To the Moon and Back - By Jill Mansell Page 0,147

her grandmother’s pride and joy for the journey—the teeniest scratch on Miriam’s Maserati would have meant being beaten with a big stick and sent to stand in the naughty corner for weeks.

Her face screwed up against the stinging onslaught of low-flying—and actually quite ferocious—snowflakes, Nadia hopped back into the car. At least she had her mobile. She could dial 999 and ask the police to come and rescue her… except if she did that, chances were they might want to know where she was.

Hmm.

Maybe phone home then, and at least let the family know she was in a ditch, in a blizzard, somewhere in deepest darkest Gloucestershire. Or, more accurately, deepest whitest Gloucestershire.

Although it would be dark soon enough.

This dilemma was solved neatly enough by the discovery that her phone was dead, which narrowed the options down to two. Should she leave the car and trudge off through the ever-deepening snow in search of civilisation?

Or stay here and hope that somebody else—preferably in a Sherman tank or a helicopter—might come along and rescue her?

Since civilisation could be miles away and her feet still ached like mad from dancing last night, Nadia reached over to the back seat for her sleeping bag, wriggled into it like a giant worm and settled down to wait.

Poor old Laurie, he’d missed a brilliant party. Nadia smiled to herself, thinking back to yesterday morning’s phone call. She wondered how hot it was right now in Egypt, if Laurie was remembering to drink only bottled water and if he’d managed to squeeze in a visit to Tutankhamun’s tomb before flying on to Milan.

Gosh, she was hungry. Easing a hand from the cocoon of her sleeping bag, she flicked open the glove compartment. A packet of Rolos and a half-empty bag of wine gums. Should she ration herself, like people trapped on mountains, to one Rolo a day? Or give in to temptation and guzzle the whole lot at once?
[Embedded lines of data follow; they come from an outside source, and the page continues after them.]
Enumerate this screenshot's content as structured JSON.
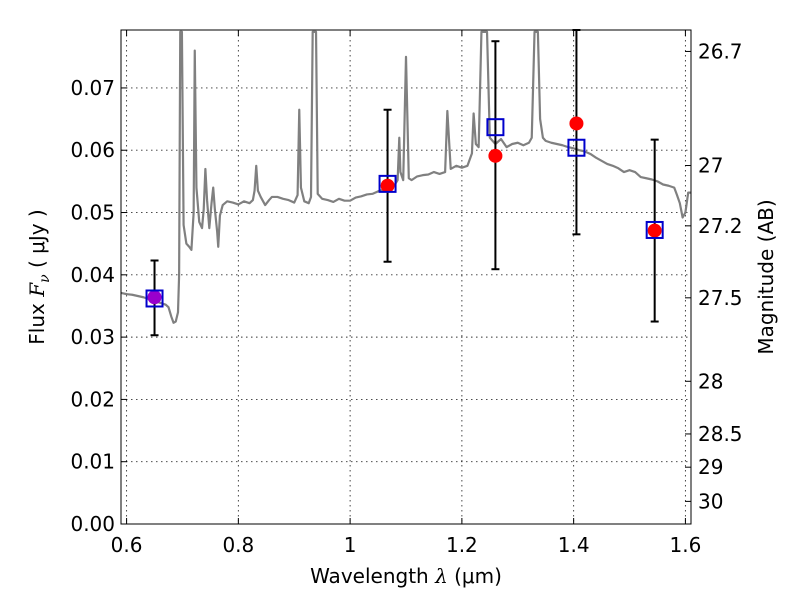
{
  "chart_data": {
    "type": "scatter",
    "title": "",
    "xlabel": "Wavelength  λ (μm)",
    "ylabel": "Flux  F_ν  ( μJy )",
    "ylabel_parts": {
      "prefix": "Flux  ",
      "symbol": "F",
      "sub": "ν",
      "unit": "  ( μJy )"
    },
    "xlabel_parts": {
      "prefix": "Wavelength  ",
      "symbol": "λ",
      "unit": " (μm)"
    },
    "ylabel_right": "Magnitude (AB)",
    "xlim": [
      0.59,
      1.61
    ],
    "ylim": [
      0.0,
      0.0793
    ],
    "grid": true,
    "x_ticks": [
      {
        "value": 0.6,
        "label": "0.6"
      },
      {
        "value": 0.8,
        "label": "0.8"
      },
      {
        "value": 1.0,
        "label": "1"
      },
      {
        "value": 1.2,
        "label": "1.2"
      },
      {
        "value": 1.4,
        "label": "1.4"
      },
      {
        "value": 1.6,
        "label": "1.6"
      }
    ],
    "y_ticks": [
      {
        "value": 0.0,
        "label": "0.00"
      },
      {
        "value": 0.01,
        "label": "0.01"
      },
      {
        "value": 0.02,
        "label": "0.02"
      },
      {
        "value": 0.03,
        "label": "0.03"
      },
      {
        "value": 0.04,
        "label": "0.04"
      },
      {
        "value": 0.05,
        "label": "0.05"
      },
      {
        "value": 0.06,
        "label": "0.06"
      },
      {
        "value": 0.07,
        "label": "0.07"
      }
    ],
    "mag_ticks": [
      {
        "mag": 26.7,
        "label": "26.7"
      },
      {
        "mag": 27.0,
        "label": "27"
      },
      {
        "mag": 27.2,
        "label": "27.2"
      },
      {
        "mag": 27.5,
        "label": "27.5"
      },
      {
        "mag": 28.0,
        "label": "28"
      },
      {
        "mag": 28.5,
        "label": "28.5"
      },
      {
        "mag": 29.0,
        "label": "29"
      },
      {
        "mag": 30.0,
        "label": "30"
      }
    ],
    "series": [
      {
        "kind": "line",
        "color": "#808080",
        "points": [
          [
            0.59,
            0.0371
          ],
          [
            0.6,
            0.0369
          ],
          [
            0.61,
            0.0368
          ],
          [
            0.62,
            0.0366
          ],
          [
            0.63,
            0.0364
          ],
          [
            0.64,
            0.0361
          ],
          [
            0.65,
            0.0358
          ],
          [
            0.66,
            0.0355
          ],
          [
            0.67,
            0.0352
          ],
          [
            0.675,
            0.0348
          ],
          [
            0.68,
            0.0333
          ],
          [
            0.684,
            0.0323
          ],
          [
            0.688,
            0.0325
          ],
          [
            0.692,
            0.034
          ],
          [
            0.694,
            0.04
          ],
          [
            0.696,
            0.079
          ],
          [
            0.699,
            0.079
          ],
          [
            0.702,
            0.048
          ],
          [
            0.707,
            0.045
          ],
          [
            0.712,
            0.0445
          ],
          [
            0.716,
            0.044
          ],
          [
            0.72,
            0.05
          ],
          [
            0.722,
            0.076
          ],
          [
            0.725,
            0.054
          ],
          [
            0.73,
            0.0485
          ],
          [
            0.735,
            0.0475
          ],
          [
            0.738,
            0.0505
          ],
          [
            0.741,
            0.057
          ],
          [
            0.744,
            0.052
          ],
          [
            0.748,
            0.0475
          ],
          [
            0.752,
            0.0515
          ],
          [
            0.755,
            0.054
          ],
          [
            0.758,
            0.0505
          ],
          [
            0.762,
            0.047
          ],
          [
            0.764,
            0.0445
          ],
          [
            0.767,
            0.0495
          ],
          [
            0.772,
            0.0512
          ],
          [
            0.78,
            0.0518
          ],
          [
            0.79,
            0.0516
          ],
          [
            0.8,
            0.0513
          ],
          [
            0.81,
            0.0518
          ],
          [
            0.82,
            0.0515
          ],
          [
            0.826,
            0.052
          ],
          [
            0.829,
            0.0535
          ],
          [
            0.832,
            0.0575
          ],
          [
            0.835,
            0.0535
          ],
          [
            0.84,
            0.0525
          ],
          [
            0.848,
            0.0512
          ],
          [
            0.855,
            0.052
          ],
          [
            0.86,
            0.0525
          ],
          [
            0.87,
            0.0525
          ],
          [
            0.88,
            0.0522
          ],
          [
            0.89,
            0.052
          ],
          [
            0.9,
            0.0516
          ],
          [
            0.906,
            0.0528
          ],
          [
            0.909,
            0.0665
          ],
          [
            0.912,
            0.054
          ],
          [
            0.918,
            0.0518
          ],
          [
            0.926,
            0.0515
          ],
          [
            0.93,
            0.0525
          ],
          [
            0.933,
            0.079
          ],
          [
            0.939,
            0.079
          ],
          [
            0.942,
            0.053
          ],
          [
            0.95,
            0.0522
          ],
          [
            0.96,
            0.052
          ],
          [
            0.97,
            0.0517
          ],
          [
            0.98,
            0.0522
          ],
          [
            0.99,
            0.0519
          ],
          [
            1.0,
            0.0519
          ],
          [
            1.01,
            0.0524
          ],
          [
            1.02,
            0.0526
          ],
          [
            1.03,
            0.0529
          ],
          [
            1.04,
            0.053
          ],
          [
            1.05,
            0.0534
          ],
          [
            1.06,
            0.0537
          ],
          [
            1.07,
            0.0541
          ],
          [
            1.08,
            0.0545
          ],
          [
            1.085,
            0.0552
          ],
          [
            1.088,
            0.062
          ],
          [
            1.09,
            0.0565
          ],
          [
            1.095,
            0.0552
          ],
          [
            1.1,
            0.075
          ],
          [
            1.105,
            0.0555
          ],
          [
            1.11,
            0.0552
          ],
          [
            1.12,
            0.0558
          ],
          [
            1.13,
            0.056
          ],
          [
            1.14,
            0.0561
          ],
          [
            1.15,
            0.0565
          ],
          [
            1.16,
            0.0562
          ],
          [
            1.17,
            0.0565
          ],
          [
            1.174,
            0.0663
          ],
          [
            1.18,
            0.057
          ],
          [
            1.19,
            0.0575
          ],
          [
            1.2,
            0.0572
          ],
          [
            1.21,
            0.0575
          ],
          [
            1.218,
            0.0595
          ],
          [
            1.221,
            0.0659
          ],
          [
            1.225,
            0.061
          ],
          [
            1.23,
            0.0605
          ],
          [
            1.235,
            0.079
          ],
          [
            1.245,
            0.079
          ],
          [
            1.25,
            0.062
          ],
          [
            1.26,
            0.061
          ],
          [
            1.27,
            0.0618
          ],
          [
            1.28,
            0.0605
          ],
          [
            1.29,
            0.061
          ],
          [
            1.3,
            0.0612
          ],
          [
            1.31,
            0.0608
          ],
          [
            1.32,
            0.0612
          ],
          [
            1.325,
            0.062
          ],
          [
            1.33,
            0.079
          ],
          [
            1.336,
            0.079
          ],
          [
            1.34,
            0.065
          ],
          [
            1.345,
            0.062
          ],
          [
            1.35,
            0.0615
          ],
          [
            1.36,
            0.0612
          ],
          [
            1.37,
            0.061
          ],
          [
            1.38,
            0.0608
          ],
          [
            1.39,
            0.0605
          ],
          [
            1.4,
            0.0603
          ],
          [
            1.41,
            0.06
          ],
          [
            1.42,
            0.0598
          ],
          [
            1.43,
            0.0594
          ],
          [
            1.44,
            0.0588
          ],
          [
            1.45,
            0.0583
          ],
          [
            1.46,
            0.0578
          ],
          [
            1.47,
            0.0575
          ],
          [
            1.48,
            0.0571
          ],
          [
            1.49,
            0.0565
          ],
          [
            1.5,
            0.0568
          ],
          [
            1.51,
            0.0565
          ],
          [
            1.52,
            0.0557
          ],
          [
            1.53,
            0.0555
          ],
          [
            1.54,
            0.0553
          ],
          [
            1.55,
            0.055
          ],
          [
            1.56,
            0.0545
          ],
          [
            1.57,
            0.0543
          ],
          [
            1.58,
            0.054
          ],
          [
            1.585,
            0.0528
          ],
          [
            1.59,
            0.0515
          ],
          [
            1.595,
            0.0492
          ],
          [
            1.6,
            0.05
          ],
          [
            1.605,
            0.0532
          ],
          [
            1.61,
            0.0532
          ]
        ]
      },
      {
        "kind": "errorbar",
        "color": "#000000",
        "points": [
          {
            "x": 0.65,
            "y": 0.0364,
            "low": 0.0303,
            "high": 0.0423
          },
          {
            "x": 1.067,
            "y": 0.0543,
            "low": 0.0421,
            "high": 0.0665
          },
          {
            "x": 1.26,
            "y": 0.0591,
            "low": 0.0409,
            "high": 0.0775
          },
          {
            "x": 1.405,
            "y": 0.0643,
            "low": 0.0465,
            "high": 0.0793
          },
          {
            "x": 1.545,
            "y": 0.0471,
            "low": 0.0325,
            "high": 0.0617
          }
        ]
      },
      {
        "kind": "points",
        "marker": "circle",
        "color": "#ff0000",
        "points": [
          {
            "x": 1.067,
            "y": 0.0543
          },
          {
            "x": 1.26,
            "y": 0.0591
          },
          {
            "x": 1.405,
            "y": 0.0643
          },
          {
            "x": 1.545,
            "y": 0.0471
          }
        ]
      },
      {
        "kind": "points",
        "marker": "circle",
        "color": "#9900cc",
        "points": [
          {
            "x": 0.65,
            "y": 0.0364
          }
        ]
      },
      {
        "kind": "points",
        "marker": "square",
        "color": "#0000cc",
        "points": [
          {
            "x": 0.65,
            "y": 0.0362
          },
          {
            "x": 1.067,
            "y": 0.0546
          },
          {
            "x": 1.26,
            "y": 0.0637
          },
          {
            "x": 1.405,
            "y": 0.0604
          },
          {
            "x": 1.545,
            "y": 0.0472
          }
        ]
      }
    ]
  }
}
But she wasn’t trapped on a mountain and she wasn’t going to starve. Compromising, Nadia ate three Rolos and half a dozen wine gums, then switched on the car radio for company, just in time to hear a DJ cheerfully announcing that there was plenty more snow on the way.

That was the thing about Sherman tanks, they were never around when you needed them.

Less than half an hour later—though it seemed like more—Nadia let out a shriek and abruptly stopped singing along with Sting to ‘Don’t Stand So Close To Me’. Actually, it was an appropriate song. The person who had tapped on her window was pretty close.

Male or female? Hard to tell with that hat pulled down over their face. Wrapped up in a Barbour, thick sweater and jeans, it was either a man or a hulking great six-foot-plus woman.

Hoping it wasn’t Janet Street-Porter, Nadia opened the window and promptly wished she could have been wearing something more alluring than a green nylon sleeping bag strewn with bits of gold foil Rolo wrapper.

She also hoped she’d been singing more or less in tune.

Not that this was terribly likely.

‘Are you OK?’

He had dark hair, light brown eyes and snowflakes decorating his black, spiky eyelashes.

‘I’m fine. Really warm. Skidded off the road,’ Nadia explained, fairly idiotically given the novel angle at which she was sitting.

He inclined his head. ‘I noticed.’

Nadia peered at the empty road behind him. ‘Did you crash too?’

‘No, I did the sensible thing.’ He looked amused. ‘Abandoned the car before that happened. It’s at the bottom of the last hill.’

‘Rolo?’ She offered him one through the open window. Not her last Rolo, obviously.

‘No thanks. Look, there’s a village half a mile ahead. Do you want to walk with me?’

‘You live around here?’ Nadia brightened, then hesitated. Hang on, a complete stranger offering her shelter in the middle of nowhere, seemingly perfectly normal and friendly right up until the moment he reappeared from the woodshed with madness in his eyes and a sharp axe?

How many times had she seen that film?

He shook his head, scattering snowflakes. ‘No, I live in Oxford.’

‘So how do you know there’s a village?’ She didn’t want to struggle through the blizzard on a whim.

The mad axe-murderer seemed entertained by the wary look in her eyes.

‘I’m very psychic.’

Oh God, he really was a nutter.

‘That’s great.’ Nadia took a deep breath. ‘Look, have you ever been to this part of Gloucestershire before?’

‘No.’ Smiling, he patted the pocket of his waxed Barbour. ‘But, unlike you, I do have a map.’